Deprofessionalization from the right. A comparative study in Germany, Austria, and Hungary.

Changes in welfare state principles, neoliberal social policies, increasing economization and precarization, as well as shortages of skilled professionals are giving rise to tendencies of deprofessionalization in social work. These manifest themselves in the weakening of structures, competencies, or the autonomy of the profession. In addition, the Europe-wide and global rise of right-wing authoritarian and anti-democratic thinking and practices is increasingly destabilizing the professionalism of social work—despite internationally coordinated theoretical and ethical professional standards that oppose anti-human and inequality-reinforcing positions.

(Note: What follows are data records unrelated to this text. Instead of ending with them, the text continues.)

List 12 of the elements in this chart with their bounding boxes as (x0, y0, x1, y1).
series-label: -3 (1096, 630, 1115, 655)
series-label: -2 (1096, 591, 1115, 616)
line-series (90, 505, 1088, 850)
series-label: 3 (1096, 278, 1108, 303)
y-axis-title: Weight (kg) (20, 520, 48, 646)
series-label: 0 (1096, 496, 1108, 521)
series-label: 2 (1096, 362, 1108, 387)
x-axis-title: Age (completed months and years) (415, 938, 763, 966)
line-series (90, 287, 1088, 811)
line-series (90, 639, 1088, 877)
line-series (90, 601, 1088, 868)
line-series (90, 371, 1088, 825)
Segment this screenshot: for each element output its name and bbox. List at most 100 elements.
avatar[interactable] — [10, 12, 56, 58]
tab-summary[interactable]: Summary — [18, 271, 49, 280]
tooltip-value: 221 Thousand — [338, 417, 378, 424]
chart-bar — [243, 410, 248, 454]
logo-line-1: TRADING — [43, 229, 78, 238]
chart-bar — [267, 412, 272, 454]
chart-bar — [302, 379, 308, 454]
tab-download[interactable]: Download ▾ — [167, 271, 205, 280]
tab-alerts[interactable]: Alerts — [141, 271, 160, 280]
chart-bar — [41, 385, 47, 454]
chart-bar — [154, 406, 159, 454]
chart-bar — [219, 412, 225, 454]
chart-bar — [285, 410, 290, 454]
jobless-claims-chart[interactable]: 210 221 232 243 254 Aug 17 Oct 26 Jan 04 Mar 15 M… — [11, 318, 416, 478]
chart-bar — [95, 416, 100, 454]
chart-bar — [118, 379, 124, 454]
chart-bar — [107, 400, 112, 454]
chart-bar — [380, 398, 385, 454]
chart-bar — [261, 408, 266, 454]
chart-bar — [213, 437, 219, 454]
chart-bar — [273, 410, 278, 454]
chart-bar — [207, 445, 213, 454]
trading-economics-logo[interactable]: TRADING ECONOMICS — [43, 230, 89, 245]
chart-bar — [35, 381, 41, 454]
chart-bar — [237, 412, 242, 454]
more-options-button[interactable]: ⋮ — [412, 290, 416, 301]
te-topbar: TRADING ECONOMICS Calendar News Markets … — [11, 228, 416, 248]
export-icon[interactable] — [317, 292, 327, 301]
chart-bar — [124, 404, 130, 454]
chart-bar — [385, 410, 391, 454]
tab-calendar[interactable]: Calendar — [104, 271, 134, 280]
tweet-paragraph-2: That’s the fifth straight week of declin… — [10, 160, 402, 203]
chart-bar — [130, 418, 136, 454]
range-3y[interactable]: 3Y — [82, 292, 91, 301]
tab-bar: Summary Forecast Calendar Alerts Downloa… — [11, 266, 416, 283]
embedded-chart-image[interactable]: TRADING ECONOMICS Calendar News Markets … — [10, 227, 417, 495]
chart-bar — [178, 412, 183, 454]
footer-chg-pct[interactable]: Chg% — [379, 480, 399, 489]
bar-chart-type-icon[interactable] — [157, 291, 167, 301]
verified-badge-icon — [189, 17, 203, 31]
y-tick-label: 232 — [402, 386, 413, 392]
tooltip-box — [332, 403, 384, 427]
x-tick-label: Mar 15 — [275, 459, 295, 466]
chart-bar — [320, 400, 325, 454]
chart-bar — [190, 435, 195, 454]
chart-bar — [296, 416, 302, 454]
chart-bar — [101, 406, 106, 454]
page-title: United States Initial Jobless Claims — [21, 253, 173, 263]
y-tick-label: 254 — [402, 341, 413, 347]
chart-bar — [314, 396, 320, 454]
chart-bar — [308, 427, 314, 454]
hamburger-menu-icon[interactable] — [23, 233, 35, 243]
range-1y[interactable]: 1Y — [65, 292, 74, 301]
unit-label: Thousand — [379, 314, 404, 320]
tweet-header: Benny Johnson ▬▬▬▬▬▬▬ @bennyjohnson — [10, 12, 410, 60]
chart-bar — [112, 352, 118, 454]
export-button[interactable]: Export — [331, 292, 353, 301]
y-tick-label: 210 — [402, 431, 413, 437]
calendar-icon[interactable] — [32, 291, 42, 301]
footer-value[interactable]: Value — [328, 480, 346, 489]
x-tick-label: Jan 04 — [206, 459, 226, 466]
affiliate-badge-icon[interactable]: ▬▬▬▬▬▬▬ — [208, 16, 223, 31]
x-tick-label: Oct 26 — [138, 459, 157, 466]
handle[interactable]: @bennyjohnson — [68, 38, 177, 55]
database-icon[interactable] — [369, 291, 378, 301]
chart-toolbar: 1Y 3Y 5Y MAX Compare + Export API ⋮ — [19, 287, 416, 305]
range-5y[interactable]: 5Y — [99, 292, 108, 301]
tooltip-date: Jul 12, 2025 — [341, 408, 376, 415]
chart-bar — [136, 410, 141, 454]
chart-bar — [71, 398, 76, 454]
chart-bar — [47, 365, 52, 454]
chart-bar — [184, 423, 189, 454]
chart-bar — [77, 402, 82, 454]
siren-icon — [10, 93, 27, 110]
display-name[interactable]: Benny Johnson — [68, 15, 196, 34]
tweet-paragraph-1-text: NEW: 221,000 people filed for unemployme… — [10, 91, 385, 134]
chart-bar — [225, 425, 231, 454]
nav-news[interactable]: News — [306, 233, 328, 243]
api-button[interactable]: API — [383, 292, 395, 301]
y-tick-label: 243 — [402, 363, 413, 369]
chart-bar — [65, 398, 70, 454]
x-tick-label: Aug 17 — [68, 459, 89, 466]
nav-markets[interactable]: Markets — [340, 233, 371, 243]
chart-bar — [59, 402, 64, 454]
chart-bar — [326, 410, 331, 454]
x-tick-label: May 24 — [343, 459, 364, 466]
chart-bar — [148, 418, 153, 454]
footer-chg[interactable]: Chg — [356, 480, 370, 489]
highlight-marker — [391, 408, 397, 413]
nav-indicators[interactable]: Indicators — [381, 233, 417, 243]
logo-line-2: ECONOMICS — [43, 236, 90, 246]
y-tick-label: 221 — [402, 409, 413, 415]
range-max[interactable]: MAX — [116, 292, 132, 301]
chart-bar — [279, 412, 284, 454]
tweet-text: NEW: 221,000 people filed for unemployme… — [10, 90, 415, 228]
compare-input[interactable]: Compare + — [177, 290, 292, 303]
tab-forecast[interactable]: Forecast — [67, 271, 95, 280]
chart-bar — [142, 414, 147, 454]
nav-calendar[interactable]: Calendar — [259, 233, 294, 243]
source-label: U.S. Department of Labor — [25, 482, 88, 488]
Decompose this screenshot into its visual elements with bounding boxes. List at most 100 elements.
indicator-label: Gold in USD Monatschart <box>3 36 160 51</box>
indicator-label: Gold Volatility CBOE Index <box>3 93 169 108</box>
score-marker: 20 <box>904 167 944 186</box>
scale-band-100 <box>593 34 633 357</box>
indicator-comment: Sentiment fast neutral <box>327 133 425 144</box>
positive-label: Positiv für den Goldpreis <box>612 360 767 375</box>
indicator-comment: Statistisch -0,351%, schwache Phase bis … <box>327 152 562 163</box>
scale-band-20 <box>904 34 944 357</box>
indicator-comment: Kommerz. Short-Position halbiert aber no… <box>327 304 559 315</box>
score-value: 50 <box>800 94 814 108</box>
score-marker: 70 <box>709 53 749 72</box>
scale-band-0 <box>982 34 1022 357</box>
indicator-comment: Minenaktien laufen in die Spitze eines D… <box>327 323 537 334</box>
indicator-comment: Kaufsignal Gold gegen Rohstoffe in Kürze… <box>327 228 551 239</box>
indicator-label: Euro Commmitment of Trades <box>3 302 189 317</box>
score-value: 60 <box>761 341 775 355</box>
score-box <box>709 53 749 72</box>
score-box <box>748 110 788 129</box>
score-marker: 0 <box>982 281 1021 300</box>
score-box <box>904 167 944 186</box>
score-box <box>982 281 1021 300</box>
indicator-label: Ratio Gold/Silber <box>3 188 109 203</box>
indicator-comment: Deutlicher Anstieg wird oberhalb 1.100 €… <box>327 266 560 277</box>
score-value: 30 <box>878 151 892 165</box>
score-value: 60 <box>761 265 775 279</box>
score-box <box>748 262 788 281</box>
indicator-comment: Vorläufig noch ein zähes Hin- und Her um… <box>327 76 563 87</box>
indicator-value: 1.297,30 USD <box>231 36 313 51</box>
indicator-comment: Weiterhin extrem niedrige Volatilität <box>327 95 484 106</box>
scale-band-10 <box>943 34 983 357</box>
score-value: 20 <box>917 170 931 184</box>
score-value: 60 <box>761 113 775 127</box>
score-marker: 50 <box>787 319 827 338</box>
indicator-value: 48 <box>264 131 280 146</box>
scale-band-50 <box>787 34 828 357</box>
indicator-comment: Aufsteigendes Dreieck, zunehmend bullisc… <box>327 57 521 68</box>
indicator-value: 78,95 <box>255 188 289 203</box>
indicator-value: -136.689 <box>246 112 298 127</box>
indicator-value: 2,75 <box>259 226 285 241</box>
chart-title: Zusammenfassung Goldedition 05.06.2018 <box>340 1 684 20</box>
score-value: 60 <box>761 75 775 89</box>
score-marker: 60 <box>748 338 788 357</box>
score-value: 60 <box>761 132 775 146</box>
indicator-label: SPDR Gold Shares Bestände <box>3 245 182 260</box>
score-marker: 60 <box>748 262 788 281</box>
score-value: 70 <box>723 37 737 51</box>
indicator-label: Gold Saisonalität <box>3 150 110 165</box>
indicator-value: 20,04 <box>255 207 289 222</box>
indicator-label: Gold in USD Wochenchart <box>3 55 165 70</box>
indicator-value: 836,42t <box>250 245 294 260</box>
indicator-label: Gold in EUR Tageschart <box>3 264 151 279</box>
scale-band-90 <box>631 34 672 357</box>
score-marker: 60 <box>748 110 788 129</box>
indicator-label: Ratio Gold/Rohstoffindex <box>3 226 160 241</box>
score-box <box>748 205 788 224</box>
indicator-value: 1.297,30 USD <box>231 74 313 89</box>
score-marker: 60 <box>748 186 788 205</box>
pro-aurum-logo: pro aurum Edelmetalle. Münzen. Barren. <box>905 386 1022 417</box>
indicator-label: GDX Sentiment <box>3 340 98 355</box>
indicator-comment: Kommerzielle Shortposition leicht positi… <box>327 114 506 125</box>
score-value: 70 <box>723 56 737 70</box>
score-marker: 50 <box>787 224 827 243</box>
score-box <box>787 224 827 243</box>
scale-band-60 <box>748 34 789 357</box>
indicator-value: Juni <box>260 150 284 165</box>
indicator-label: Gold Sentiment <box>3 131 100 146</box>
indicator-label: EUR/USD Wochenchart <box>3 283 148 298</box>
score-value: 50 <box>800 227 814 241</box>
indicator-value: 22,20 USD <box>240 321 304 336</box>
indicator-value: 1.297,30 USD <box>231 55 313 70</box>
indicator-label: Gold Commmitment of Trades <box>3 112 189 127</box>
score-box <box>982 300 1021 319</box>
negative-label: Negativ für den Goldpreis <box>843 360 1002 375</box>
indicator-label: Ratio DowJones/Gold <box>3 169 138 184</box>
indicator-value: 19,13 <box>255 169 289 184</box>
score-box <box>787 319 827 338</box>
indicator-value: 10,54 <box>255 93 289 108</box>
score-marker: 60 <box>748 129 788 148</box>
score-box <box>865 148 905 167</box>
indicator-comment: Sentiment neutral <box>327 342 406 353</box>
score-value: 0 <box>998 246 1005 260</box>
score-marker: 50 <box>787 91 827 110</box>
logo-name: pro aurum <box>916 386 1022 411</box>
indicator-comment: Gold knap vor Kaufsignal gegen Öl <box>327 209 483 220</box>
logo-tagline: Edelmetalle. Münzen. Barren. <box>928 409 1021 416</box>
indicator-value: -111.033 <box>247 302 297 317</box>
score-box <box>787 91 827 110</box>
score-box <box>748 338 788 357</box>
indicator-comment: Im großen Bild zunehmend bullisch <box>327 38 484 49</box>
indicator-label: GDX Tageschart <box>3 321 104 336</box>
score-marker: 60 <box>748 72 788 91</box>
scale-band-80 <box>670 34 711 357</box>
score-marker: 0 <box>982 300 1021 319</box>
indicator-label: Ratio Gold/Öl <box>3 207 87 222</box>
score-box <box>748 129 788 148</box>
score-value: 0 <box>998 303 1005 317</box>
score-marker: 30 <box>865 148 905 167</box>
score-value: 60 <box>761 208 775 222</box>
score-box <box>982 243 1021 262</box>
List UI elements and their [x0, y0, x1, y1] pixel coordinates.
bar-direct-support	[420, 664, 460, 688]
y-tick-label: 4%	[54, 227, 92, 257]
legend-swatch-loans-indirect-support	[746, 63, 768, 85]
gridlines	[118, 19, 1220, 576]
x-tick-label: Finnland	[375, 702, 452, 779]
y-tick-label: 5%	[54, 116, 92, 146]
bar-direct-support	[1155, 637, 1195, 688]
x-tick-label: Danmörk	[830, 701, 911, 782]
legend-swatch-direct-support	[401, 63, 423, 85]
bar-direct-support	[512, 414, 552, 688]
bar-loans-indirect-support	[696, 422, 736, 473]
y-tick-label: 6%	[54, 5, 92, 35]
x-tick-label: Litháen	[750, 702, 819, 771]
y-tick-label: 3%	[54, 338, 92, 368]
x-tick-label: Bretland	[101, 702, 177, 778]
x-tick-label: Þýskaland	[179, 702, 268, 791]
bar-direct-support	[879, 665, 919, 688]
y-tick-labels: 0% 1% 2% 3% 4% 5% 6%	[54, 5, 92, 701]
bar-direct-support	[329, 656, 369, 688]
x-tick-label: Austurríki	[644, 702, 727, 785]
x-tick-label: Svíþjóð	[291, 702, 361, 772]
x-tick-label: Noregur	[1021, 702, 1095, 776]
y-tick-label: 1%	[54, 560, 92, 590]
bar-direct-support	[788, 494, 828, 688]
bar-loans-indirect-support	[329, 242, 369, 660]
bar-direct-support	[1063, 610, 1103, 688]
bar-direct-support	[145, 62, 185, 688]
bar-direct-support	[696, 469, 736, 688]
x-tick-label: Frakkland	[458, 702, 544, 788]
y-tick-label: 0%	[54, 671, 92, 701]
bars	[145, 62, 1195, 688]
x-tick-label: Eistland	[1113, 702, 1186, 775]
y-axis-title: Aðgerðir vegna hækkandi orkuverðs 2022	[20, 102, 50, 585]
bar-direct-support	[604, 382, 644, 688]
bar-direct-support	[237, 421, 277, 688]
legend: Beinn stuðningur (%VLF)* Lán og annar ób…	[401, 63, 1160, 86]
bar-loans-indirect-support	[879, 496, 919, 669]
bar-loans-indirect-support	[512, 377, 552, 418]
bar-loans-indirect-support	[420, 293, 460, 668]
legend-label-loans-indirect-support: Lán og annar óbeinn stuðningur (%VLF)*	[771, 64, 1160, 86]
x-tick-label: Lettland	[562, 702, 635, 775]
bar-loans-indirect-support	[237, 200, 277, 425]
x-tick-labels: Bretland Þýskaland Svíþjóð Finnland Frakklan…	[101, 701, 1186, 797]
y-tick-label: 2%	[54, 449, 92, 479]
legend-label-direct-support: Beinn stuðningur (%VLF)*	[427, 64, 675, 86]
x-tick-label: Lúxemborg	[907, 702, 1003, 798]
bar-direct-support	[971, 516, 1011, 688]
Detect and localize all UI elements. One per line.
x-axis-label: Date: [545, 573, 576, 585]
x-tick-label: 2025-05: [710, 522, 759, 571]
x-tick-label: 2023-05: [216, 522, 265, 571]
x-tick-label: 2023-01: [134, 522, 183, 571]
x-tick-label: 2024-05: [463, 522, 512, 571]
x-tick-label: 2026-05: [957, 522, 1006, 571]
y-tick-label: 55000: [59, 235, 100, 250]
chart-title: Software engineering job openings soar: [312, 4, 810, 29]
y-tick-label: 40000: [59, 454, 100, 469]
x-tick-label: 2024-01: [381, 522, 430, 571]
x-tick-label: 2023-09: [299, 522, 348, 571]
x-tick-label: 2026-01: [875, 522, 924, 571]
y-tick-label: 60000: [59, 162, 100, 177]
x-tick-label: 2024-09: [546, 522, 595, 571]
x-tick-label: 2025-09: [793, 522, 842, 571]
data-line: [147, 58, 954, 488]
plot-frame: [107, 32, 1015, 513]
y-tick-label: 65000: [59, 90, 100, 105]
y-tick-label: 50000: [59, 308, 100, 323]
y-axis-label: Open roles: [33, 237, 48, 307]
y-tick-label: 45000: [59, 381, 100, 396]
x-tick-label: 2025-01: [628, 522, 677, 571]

The mixed-methods study SoFRiED investigates and compares far-right influences on social work in the EU member states of Germany, Austria, and Hungary, taking into account the respective welfare state contexts. Building on two systematic, country-specific studies from Germany—North Rhine-Westphalia: Gille/Jagusch (2018); Mecklenburg-Western Pomerania: Gille/Krüger/Wéber (2022)—the study analyzes the effects of far-right actors, networks, discourses, and policies on social work. The project comprises three country-specific sub-studies, each consisting of three methodological components: a quantitative online survey, theme-centered individual interviews with social work professionals, and an analysis of parliamentary documents. The text-based data generated through these three components are supplemented and contextualized by a media analysis and are evaluated through an explicative and structuring qualitative content analysis.

The study is guided by the following research questions:

  • In what forms do far-right influences manifest in social work in the EU member states of Germany, Austria, and Hungary?
  • How do these influences affect welfare state architectures and social policy measures that constitute the framework for social work at the national level?
  • To what extent do processes of deprofessionalization driven by the far right and restrictions on democratic participation opportunities for professional practitioners become evident in organizational contexts?
  • To what extent do professional practitioners recognize and identify far-right influences as such in their everyday professional practice?
  • Which professional approaches, counter-strategies, and institutionalized responses are articulated within the profession (professional associations, interest groups, civil society), as well as in social work education and practice, in dealing with far-right influences?